Мистер Зальцбург, нервно приподнявшийся с табурета, пугливо отшатнулся от этого взгляда и, споткнувшись о табурет, плюхнулся задом на пианино, произведя любопытный аккорд, в духе футуристов.
— Я… мы… э… мистер Гобл…
Мистер Гобл обратил свой зеленый взор на концертную аудиторию, посеяв в ее рядах тихую панику, будто спрыснул их из шланга ядовитой жидкостью. Девушки, сидевшие к нему поближе, трепеща, опустили глаза себе на туфли, а те, что подальше, норовили укрыться за спинами соседей.
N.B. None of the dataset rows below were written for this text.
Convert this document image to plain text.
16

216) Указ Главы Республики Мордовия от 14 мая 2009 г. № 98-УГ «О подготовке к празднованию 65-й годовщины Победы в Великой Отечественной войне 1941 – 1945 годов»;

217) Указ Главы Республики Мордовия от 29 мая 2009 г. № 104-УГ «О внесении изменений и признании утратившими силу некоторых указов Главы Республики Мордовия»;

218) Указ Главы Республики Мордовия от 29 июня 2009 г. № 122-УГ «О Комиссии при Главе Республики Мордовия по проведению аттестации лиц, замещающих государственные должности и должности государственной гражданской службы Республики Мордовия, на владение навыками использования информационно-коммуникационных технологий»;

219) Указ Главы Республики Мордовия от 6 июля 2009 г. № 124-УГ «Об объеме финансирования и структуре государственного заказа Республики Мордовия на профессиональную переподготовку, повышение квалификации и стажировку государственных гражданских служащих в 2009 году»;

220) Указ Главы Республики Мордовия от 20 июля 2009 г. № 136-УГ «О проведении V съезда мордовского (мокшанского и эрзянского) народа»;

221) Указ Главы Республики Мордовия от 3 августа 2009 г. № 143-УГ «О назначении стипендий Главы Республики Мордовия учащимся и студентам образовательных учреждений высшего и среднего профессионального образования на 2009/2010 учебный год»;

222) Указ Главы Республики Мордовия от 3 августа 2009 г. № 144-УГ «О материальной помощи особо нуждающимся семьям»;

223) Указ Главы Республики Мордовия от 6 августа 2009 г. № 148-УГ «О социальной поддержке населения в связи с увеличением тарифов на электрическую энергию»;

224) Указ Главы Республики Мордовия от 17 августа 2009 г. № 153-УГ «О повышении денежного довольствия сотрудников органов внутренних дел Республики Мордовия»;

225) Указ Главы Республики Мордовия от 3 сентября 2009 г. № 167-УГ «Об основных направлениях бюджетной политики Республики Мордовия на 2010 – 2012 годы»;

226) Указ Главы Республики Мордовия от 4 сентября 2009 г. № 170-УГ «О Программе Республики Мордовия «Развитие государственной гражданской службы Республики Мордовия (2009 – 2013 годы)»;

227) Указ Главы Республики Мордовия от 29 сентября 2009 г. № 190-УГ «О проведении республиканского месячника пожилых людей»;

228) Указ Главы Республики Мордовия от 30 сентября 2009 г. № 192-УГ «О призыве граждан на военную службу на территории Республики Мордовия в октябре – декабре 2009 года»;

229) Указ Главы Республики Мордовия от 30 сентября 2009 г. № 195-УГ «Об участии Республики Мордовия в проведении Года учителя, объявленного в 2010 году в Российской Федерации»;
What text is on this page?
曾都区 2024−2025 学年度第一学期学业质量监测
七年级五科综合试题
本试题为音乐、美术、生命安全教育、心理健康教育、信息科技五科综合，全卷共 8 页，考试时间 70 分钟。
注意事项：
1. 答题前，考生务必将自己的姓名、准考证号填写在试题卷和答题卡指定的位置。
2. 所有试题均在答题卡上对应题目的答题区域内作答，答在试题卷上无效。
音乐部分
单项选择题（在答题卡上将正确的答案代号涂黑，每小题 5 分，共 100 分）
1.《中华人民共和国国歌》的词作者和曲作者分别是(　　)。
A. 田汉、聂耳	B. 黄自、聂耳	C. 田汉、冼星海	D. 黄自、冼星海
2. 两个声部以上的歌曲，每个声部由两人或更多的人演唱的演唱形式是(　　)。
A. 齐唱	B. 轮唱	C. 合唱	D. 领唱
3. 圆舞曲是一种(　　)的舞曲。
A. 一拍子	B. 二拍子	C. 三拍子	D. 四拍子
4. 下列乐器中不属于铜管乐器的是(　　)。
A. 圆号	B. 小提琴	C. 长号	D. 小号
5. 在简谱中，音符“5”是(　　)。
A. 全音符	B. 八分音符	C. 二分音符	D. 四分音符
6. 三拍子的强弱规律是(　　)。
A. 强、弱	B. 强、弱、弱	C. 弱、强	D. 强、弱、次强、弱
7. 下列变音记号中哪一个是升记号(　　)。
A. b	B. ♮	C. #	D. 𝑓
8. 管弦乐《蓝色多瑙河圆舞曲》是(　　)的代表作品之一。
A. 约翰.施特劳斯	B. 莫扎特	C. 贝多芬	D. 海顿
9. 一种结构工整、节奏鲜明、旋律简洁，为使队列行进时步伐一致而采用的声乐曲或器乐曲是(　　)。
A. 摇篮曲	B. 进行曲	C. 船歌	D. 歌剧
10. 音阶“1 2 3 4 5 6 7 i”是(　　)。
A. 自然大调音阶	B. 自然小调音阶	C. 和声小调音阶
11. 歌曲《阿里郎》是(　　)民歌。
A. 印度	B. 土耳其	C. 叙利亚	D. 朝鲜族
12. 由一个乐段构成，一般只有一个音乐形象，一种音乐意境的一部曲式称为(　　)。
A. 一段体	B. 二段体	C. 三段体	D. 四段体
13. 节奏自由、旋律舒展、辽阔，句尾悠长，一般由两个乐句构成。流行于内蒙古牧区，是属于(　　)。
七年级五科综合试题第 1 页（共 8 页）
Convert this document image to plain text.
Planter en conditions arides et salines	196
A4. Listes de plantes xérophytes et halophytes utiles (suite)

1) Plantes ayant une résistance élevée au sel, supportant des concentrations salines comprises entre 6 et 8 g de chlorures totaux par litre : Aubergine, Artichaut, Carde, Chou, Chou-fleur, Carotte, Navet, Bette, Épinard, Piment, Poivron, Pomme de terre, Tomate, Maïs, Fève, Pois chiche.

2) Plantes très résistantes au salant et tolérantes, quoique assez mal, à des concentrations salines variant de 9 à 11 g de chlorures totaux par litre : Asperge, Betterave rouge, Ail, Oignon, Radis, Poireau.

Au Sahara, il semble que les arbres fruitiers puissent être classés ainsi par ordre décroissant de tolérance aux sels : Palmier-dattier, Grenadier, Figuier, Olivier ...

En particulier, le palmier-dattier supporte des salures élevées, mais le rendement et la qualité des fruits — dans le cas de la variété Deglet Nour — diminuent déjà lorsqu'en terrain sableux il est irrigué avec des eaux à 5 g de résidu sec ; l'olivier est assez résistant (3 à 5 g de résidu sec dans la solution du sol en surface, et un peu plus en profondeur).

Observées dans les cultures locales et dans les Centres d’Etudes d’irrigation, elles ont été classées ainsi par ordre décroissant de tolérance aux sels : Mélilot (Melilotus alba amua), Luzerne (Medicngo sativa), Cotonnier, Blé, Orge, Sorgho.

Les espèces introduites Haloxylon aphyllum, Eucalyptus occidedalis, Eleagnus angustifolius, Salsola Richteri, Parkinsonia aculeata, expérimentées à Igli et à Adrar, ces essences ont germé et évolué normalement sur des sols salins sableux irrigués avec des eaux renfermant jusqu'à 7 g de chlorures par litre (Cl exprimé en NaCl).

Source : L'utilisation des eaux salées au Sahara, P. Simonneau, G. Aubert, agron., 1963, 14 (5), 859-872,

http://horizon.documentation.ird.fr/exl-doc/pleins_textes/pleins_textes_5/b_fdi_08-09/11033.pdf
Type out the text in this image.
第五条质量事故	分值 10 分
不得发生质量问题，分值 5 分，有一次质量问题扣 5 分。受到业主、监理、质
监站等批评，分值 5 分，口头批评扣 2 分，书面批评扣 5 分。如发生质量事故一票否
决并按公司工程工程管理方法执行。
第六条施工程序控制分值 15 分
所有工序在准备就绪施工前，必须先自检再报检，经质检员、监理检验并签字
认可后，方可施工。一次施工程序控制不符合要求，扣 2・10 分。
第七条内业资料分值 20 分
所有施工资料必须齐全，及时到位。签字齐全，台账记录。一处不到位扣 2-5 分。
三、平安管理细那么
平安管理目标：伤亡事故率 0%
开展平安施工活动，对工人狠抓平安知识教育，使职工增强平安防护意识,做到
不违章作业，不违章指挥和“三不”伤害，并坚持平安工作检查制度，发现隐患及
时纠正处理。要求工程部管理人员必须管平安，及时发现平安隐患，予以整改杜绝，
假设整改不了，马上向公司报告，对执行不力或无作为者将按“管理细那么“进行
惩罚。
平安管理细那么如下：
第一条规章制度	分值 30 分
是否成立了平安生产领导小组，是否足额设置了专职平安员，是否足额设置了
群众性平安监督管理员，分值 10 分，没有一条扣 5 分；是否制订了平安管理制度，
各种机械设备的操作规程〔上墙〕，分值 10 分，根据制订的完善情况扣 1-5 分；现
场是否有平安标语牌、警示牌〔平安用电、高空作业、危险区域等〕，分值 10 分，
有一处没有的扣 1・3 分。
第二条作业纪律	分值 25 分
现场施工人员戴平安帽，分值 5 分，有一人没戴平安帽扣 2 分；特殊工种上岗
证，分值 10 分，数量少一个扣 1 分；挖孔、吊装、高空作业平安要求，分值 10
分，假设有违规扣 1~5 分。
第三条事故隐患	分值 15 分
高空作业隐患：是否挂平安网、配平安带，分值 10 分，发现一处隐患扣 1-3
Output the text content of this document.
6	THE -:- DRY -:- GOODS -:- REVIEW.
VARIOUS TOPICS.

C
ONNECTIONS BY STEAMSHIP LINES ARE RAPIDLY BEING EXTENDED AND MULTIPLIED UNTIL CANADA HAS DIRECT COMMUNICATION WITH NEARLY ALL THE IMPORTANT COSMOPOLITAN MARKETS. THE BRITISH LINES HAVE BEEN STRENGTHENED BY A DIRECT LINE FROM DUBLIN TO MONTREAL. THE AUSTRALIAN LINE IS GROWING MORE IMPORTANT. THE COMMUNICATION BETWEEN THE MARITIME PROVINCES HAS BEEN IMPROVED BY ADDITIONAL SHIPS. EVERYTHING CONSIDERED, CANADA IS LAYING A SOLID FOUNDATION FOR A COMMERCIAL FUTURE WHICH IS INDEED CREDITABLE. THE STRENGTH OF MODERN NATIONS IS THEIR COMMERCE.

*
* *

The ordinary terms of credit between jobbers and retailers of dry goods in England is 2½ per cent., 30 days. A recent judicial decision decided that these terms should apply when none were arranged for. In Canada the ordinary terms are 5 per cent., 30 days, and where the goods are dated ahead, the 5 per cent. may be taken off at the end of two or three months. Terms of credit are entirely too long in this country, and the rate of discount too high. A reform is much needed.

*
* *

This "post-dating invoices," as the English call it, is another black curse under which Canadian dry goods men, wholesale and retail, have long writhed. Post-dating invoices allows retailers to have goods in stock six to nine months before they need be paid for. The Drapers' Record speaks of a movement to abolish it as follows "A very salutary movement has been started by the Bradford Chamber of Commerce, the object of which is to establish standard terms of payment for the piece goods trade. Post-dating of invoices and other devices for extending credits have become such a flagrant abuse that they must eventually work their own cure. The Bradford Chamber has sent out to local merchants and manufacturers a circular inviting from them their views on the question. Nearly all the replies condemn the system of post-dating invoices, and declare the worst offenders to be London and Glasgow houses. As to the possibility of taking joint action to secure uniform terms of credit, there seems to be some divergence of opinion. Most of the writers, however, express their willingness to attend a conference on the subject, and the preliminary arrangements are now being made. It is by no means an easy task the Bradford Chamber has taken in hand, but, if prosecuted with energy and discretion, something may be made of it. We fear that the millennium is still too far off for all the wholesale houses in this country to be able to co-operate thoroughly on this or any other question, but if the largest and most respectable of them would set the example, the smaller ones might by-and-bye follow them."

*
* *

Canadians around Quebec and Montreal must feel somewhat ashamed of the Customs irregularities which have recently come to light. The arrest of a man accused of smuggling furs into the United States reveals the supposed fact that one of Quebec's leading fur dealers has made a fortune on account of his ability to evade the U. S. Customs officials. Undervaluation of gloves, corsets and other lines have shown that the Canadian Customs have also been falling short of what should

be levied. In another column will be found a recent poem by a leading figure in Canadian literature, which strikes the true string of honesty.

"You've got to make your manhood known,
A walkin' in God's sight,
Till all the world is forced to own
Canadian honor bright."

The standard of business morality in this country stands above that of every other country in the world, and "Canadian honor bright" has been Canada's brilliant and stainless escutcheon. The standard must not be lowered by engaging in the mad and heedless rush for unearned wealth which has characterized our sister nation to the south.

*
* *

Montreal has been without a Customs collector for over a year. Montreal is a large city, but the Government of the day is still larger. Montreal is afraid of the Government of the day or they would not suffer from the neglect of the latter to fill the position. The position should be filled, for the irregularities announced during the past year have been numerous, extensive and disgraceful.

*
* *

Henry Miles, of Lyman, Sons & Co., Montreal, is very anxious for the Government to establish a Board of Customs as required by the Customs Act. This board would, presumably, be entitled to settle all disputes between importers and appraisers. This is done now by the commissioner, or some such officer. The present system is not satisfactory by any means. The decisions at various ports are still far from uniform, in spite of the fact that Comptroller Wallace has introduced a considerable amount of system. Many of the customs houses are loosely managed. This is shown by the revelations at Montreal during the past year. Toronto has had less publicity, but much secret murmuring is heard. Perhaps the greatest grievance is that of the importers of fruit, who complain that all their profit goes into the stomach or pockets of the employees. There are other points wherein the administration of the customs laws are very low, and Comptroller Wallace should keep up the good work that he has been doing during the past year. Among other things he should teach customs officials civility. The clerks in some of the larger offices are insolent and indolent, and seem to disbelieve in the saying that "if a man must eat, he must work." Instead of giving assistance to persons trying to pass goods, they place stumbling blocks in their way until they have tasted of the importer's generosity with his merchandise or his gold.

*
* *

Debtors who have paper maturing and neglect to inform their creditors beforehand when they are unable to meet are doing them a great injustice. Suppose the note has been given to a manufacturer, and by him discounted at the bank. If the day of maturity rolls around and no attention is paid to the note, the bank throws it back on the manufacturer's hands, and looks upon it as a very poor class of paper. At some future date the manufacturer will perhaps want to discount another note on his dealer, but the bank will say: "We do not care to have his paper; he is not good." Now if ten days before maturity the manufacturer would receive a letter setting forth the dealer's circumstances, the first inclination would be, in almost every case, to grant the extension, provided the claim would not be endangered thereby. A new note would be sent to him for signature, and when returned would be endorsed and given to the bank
Даже герцогиня, тешившая себя убеждением, будто обладает даром непомерного высокомерия, перед которым пасуют любые нахалы, а пристающие с ухаживаниями отступают в смущении, отвела глаза; поникла и девушка-ива, подружка Иззи, точно хрупкое деревцо под ураганным ветром, несмотря на свои победы над обладателем почетного титула.